19th October 2021
When Sarah* was five, she was trapped on the second floor of her house as the water level raised not knowing if she would be able to escape. The unprecedented floods in 2015 had a dramatic effect on the youngster, leaving her with high levels of anxiety particularly around family events.
Promoting Autonomy & Change (PAC), based in Carlisle, supports young people struggling with anxiety, bullying, grief or who have been the victims of abuse. It provides one-to-one counselling and specialised therapy to young people throughout Cumbria who need support for emotional, interpersonal or mental health problems. It is regularly contacted by primary schools, GP’s and parents looking for support for under 10’s as there is currently no mainstream provision. These referrals are evidence of the growing demand for support needed for children at an early stage.
Thanks to £10,115 from the Cumbria Fund and Moorhouse Grassroots Fund, PAC was able to pilot a creative arts therapy project targeted at children under 10. Early intervention may prevent the escalation of a child’s condition and potentially more serious and costly treatment in the future.
Jen Chambers, Development Manager, said: “The funding enabled us to work with 13 vulnerable and hard to reach children who needed therapeutic support. All presented with different mental health issues including anxiety, suicidal thoughts, grief, behavioural issues, and early trauma and abuse, which affected their day-to-day interactions with peers, teachers and relationships within the home.
“The weekly therapy helped children improve self-esteem and confidence, develop positive coping strategies to deal with their emotions, understand their own personal triggers and reduce anxiety levels.
“Art, music, dance, movement, drama, play and sand play therapies have been used and focussed on emotional issues and trauma,” said Jen. “By communicating visually, a child is helped to illustrate and integrate their mental health trauma. Music therapy uses music to effect positive changes in the psychological, physical and cognitive aspects of a child’s poor mental health. Dance/movement therapy focusses on the relationship between body and mind assisting the psychotherapeutic use of movement as a process to improve feelings around poor mental health. Drama therapy helps the child tell their difficult and often painful story through puppetry, masks, role play and storytelling. Play Therapy is a way of helping children express their feelings and deal with their emotional problems, using play as the main communication tool.
“As each child had their own approach – no one size fits all – we have been able to offer the children the number of sessions they required and where necessary signpost them and their families to other options to continue their journey.”

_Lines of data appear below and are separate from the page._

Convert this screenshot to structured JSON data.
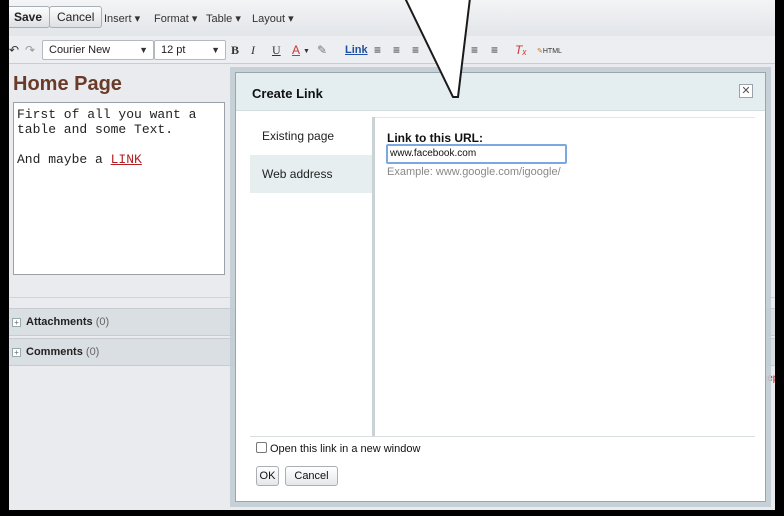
{
  "toolbar": {
    "save_label": "Save",
    "cancel_label": "Cancel",
    "menus": [
      "Insert ▾",
      "Format ▾",
      "Table ▾",
      "Layout ▾"
    ],
    "font_family": "Courier New",
    "font_size": "12 pt",
    "link_label": "Link",
    "bold": "B",
    "italic": "I",
    "underline": "U",
    "text_color": "A",
    "html_label": "HTML"
  },
  "page": {
    "title": "Home Page",
    "editor_lines": [
      "First of all you want a",
      "table and some Text.",
      "",
      "And maybe a "
    ],
    "editor_link": "LINK"
  },
  "sections": [
    {
      "label": "Attachments",
      "count": "(0)"
    },
    {
      "label": "Comments",
      "count": "(0)"
    }
  ],
  "side_link": "Rep",
  "dialog": {
    "title": "Create Link",
    "close": "✕",
    "tabs": [
      {
        "label": "Existing page",
        "active": false
      },
      {
        "label": "Web address",
        "active": true
      }
    ],
    "url_label": "Link to this URL:",
    "url_value": "www.facebook.com",
    "example": "Example: www.google.com/igoogle/",
    "new_window_label": "Open this link in a new window",
    "new_window_checked": false,
    "ok_label": "OK",
    "cancel_label": "Cancel"
  },
  "colors": {
    "title": "#6b3b2a",
    "link": "#b22222",
    "input_focus": "#7ba7e3"
  }
}
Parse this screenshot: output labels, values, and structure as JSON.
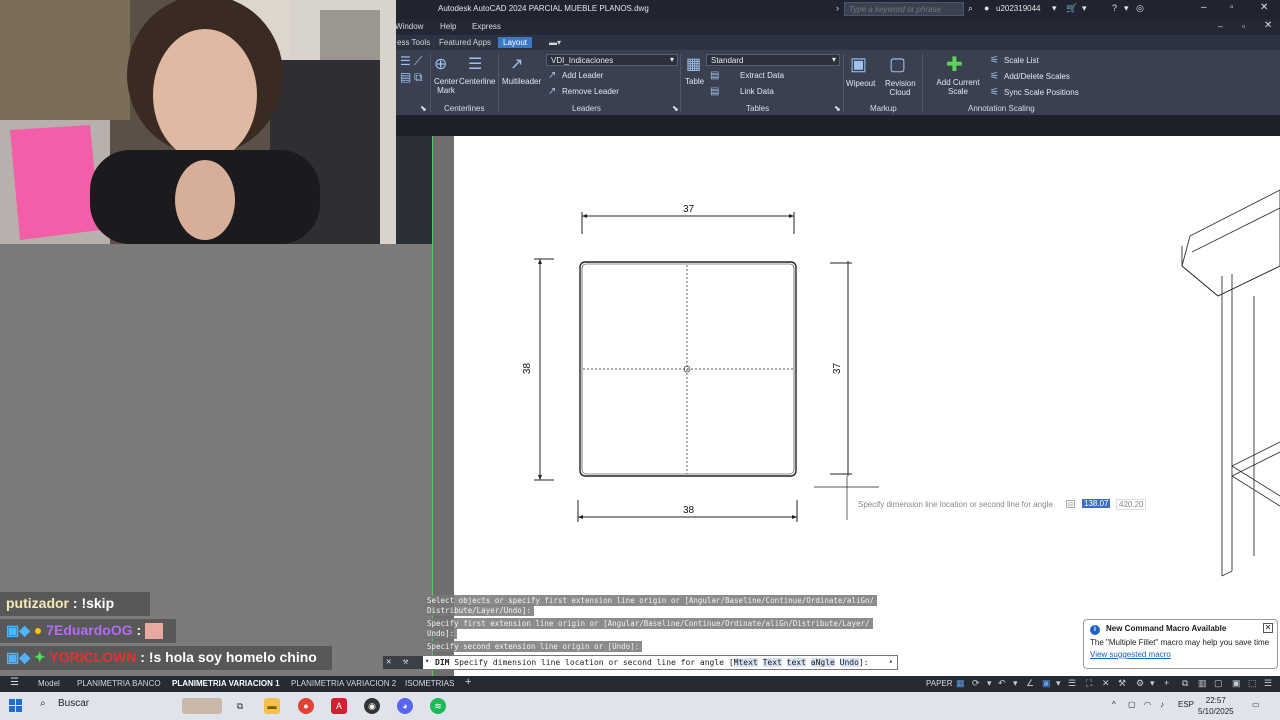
{
  "window": {
    "title": "Autodesk AutoCAD 2024   PARCIAL MUEBLE PLANOS.dwg",
    "search_placeholder": "Type a keyword or phrase",
    "user": "u202319044"
  },
  "menu": {
    "items": [
      "Window",
      "Help",
      "Express"
    ]
  },
  "ribbon_tabs": {
    "items": [
      "ess Tools",
      "Featured Apps",
      "Layout"
    ],
    "active": "Layout"
  },
  "ribbon": {
    "centerlines": {
      "center_mark": "Center Mark",
      "centerline": "Centerline",
      "panel": "Centerlines"
    },
    "leaders": {
      "multileader": "Multileader",
      "style": "VDI_Indicaciones",
      "add": "Add Leader",
      "remove": "Remove Leader",
      "panel": "Leaders"
    },
    "tables": {
      "table": "Table",
      "style": "Standard",
      "extract": "Extract Data",
      "link": "Link Data",
      "panel": "Tables"
    },
    "markup": {
      "wipeout": "Wipeout",
      "revision_cloud": "Revision Cloud",
      "panel": "Markup"
    },
    "annotation_scaling": {
      "add_current": "Add Current Scale",
      "scale_list": "Scale List",
      "add_delete": "Add/Delete Scales",
      "sync": "Sync Scale Positions",
      "panel": "Annotation Scaling"
    }
  },
  "drawing": {
    "dim_top": "37",
    "dim_left": "38",
    "dim_right": "37",
    "dim_bottom": "38",
    "tooltip_prompt": "Specify dimension line location or second line for angle",
    "tooltip_value1": "138.07",
    "tooltip_value2": "420.20"
  },
  "chat": [
    {
      "user": "putizador",
      "message": " : !skip",
      "color": "#f0e6b0"
    },
    {
      "user": "7EduardoOG",
      "message": " : ",
      "color": "#b26cf2"
    },
    {
      "user": "YORICLOWN",
      "message": " : !s hola soy homelo chino",
      "color": "#e53030"
    }
  ],
  "command": {
    "history": [
      "Select objects or specify first extension line origin or [Angular/Baseline/Continue/Ordinate/aliGn/",
      "Distribute/Layer/Undo]:",
      "Specify first extension line origin or [Angular/Baseline/Continue/Ordinate/aliGn/Distribute/Layer/",
      "Undo]:",
      "Specify second extension line origin or [Undo]:"
    ],
    "prefix": "DIM",
    "prompt": "Specify dimension line location or second line for angle [",
    "options": [
      "Mtext",
      "Text",
      "text",
      "aNgle",
      "Undo"
    ],
    "suffix": "]:"
  },
  "notification": {
    "title": "New Command Macro Available",
    "body": "The \"Multiple Fillet\" macro may help you save time",
    "link": "View suggested macro"
  },
  "layout_tabs": {
    "items": [
      "Model",
      "PLANIMETRIA BANCO",
      "PLANIMETRIA VARIACION 1",
      "PLANIMETRIA VARIACION 2",
      "ISOMETRIAS"
    ],
    "active": "PLANIMETRIA VARIACION 1"
  },
  "status": {
    "space": "PAPER"
  },
  "taskbar": {
    "search": "Buscar",
    "lang": "ESP",
    "time": "22:57",
    "date": "5/10/2025"
  }
}
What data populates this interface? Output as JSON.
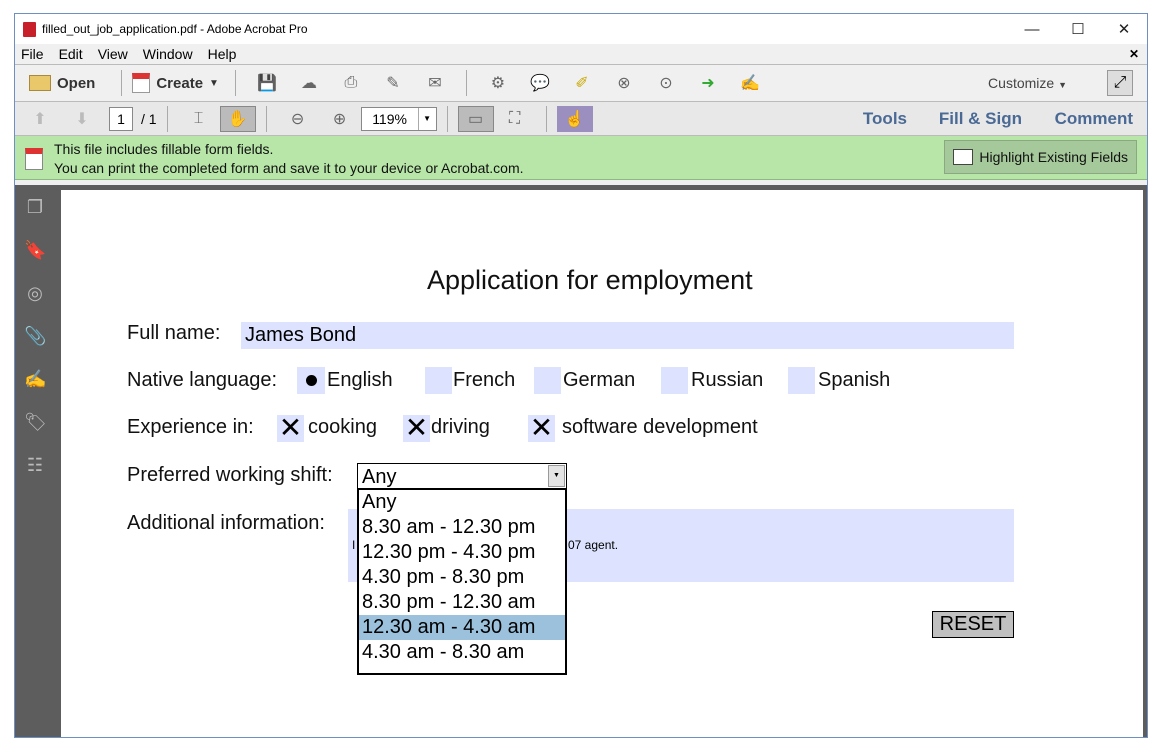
{
  "window": {
    "title": "filled_out_job_application.pdf - Adobe Acrobat Pro"
  },
  "menu": [
    "File",
    "Edit",
    "View",
    "Window",
    "Help"
  ],
  "toolbar": {
    "open": "Open",
    "create": "Create",
    "customize": "Customize"
  },
  "nav": {
    "page": "1",
    "total": "/ 1",
    "zoom": "119%",
    "tools": "Tools",
    "fill_sign": "Fill & Sign",
    "comment": "Comment"
  },
  "notice": {
    "line1": "This file includes fillable form fields.",
    "line2": "You can print the completed form and save it to your device or Acrobat.com.",
    "highlight": "Highlight Existing Fields"
  },
  "form": {
    "title": "Application for employment",
    "full_name_label": "Full name:",
    "full_name": "James Bond",
    "lang_label": "Native language:",
    "languages": [
      "English",
      "French",
      "German",
      "Russian",
      "Spanish"
    ],
    "selected_language": "English",
    "exp_label": "Experience in:",
    "experience": [
      "cooking",
      "driving",
      "software development"
    ],
    "experience_checked": [
      true,
      true,
      true
    ],
    "shift_label": "Preferred working shift:",
    "shift_value": "Any",
    "shift_options": [
      "Any",
      "8.30 am - 12.30 pm",
      "12.30 pm - 4.30 pm",
      "4.30 pm - 8.30 pm",
      "8.30 pm - 12.30 am",
      "12.30 am - 4.30 am",
      "4.30 am - 8.30 am"
    ],
    "shift_highlighted": "12.30 am - 4.30 am",
    "info_label": "Additional information:",
    "info_start": "I",
    "info_end": "07 agent.",
    "reset": "RESET"
  }
}
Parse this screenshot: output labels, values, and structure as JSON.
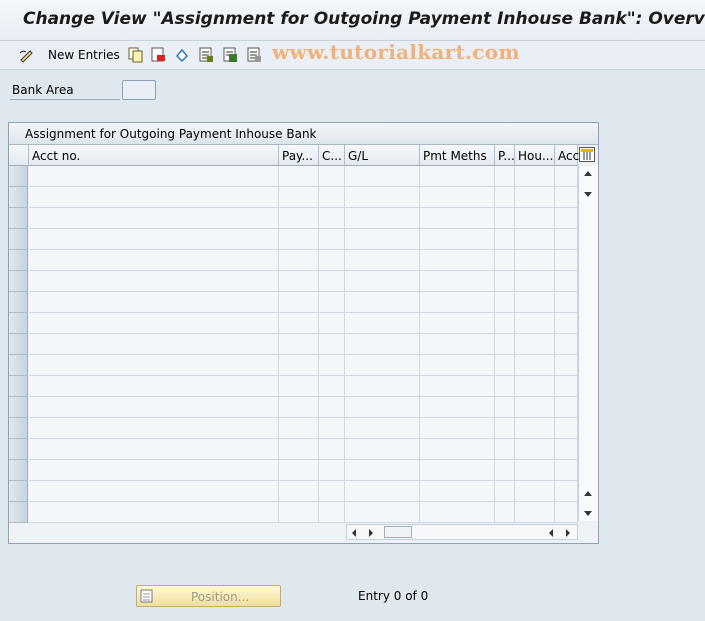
{
  "window": {
    "title": "Change View \"Assignment for Outgoing Payment Inhouse Bank\": Overview"
  },
  "toolbar": {
    "new_entries_label": "New Entries",
    "icons": [
      "edit-pen-icon",
      "copy-icon",
      "delete-icon",
      "undo-icon",
      "select-all-icon",
      "select-block-icon",
      "deselect-all-icon"
    ]
  },
  "watermark": "www.tutorialkart.com",
  "filter": {
    "bank_area_label": "Bank Area",
    "bank_area_value": ""
  },
  "table": {
    "title": "Assignment for Outgoing Payment Inhouse Bank",
    "columns": [
      "Acct no.",
      "Pay...",
      "C...",
      "G/L",
      "Pmt Meths",
      "P...",
      "Hou...",
      "Acc"
    ],
    "row_count": 17,
    "rows": []
  },
  "footer": {
    "position_label": "Position...",
    "entry_text": "Entry 0 of 0"
  },
  "colors": {
    "background": "#dfe7ef",
    "watermark": "#f0b27a",
    "position_button": "#efdf9c"
  }
}
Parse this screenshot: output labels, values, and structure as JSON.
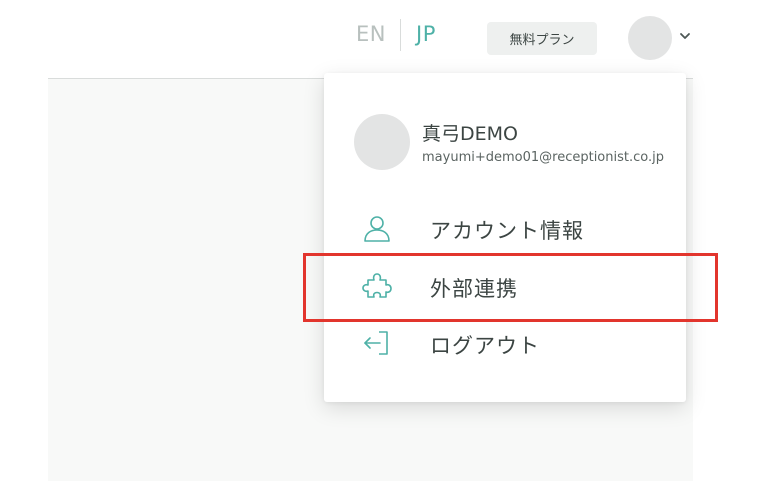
{
  "header": {
    "lang_en": "EN",
    "lang_jp": "JP",
    "plan_label": "無料プラン"
  },
  "user_menu": {
    "name": "真弓DEMO",
    "email": "mayumi+demo01@receptionist.co.jp",
    "items": [
      {
        "label": "アカウント情報",
        "icon": "user-icon"
      },
      {
        "label": "外部連携",
        "icon": "puzzle-icon"
      },
      {
        "label": "ログアウト",
        "icon": "logout-icon"
      }
    ]
  },
  "colors": {
    "accent": "#4eb1a7",
    "highlight": "#e2352d",
    "text": "#3c4543",
    "muted": "#b8c0be"
  }
}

The project also offered small group sessions in a local school to engage with some of the harder to reach clients. “By working with schools, it was not only beneficial to the children receiving the therapy but also in supporting and aiding teachers to enable them to focus more on the job of teaching. Teachers also reported back that some of the children were more focused after their therapy session and therefore more willing to engage in their work and further their own learning,” said Jen.
Sarah was able to express her feelings through the art therapy and was given techniques in managing her anxiety. Towards the end of her therapy, Sarah attended a family event and shared that she felt happier, calmer and more confident.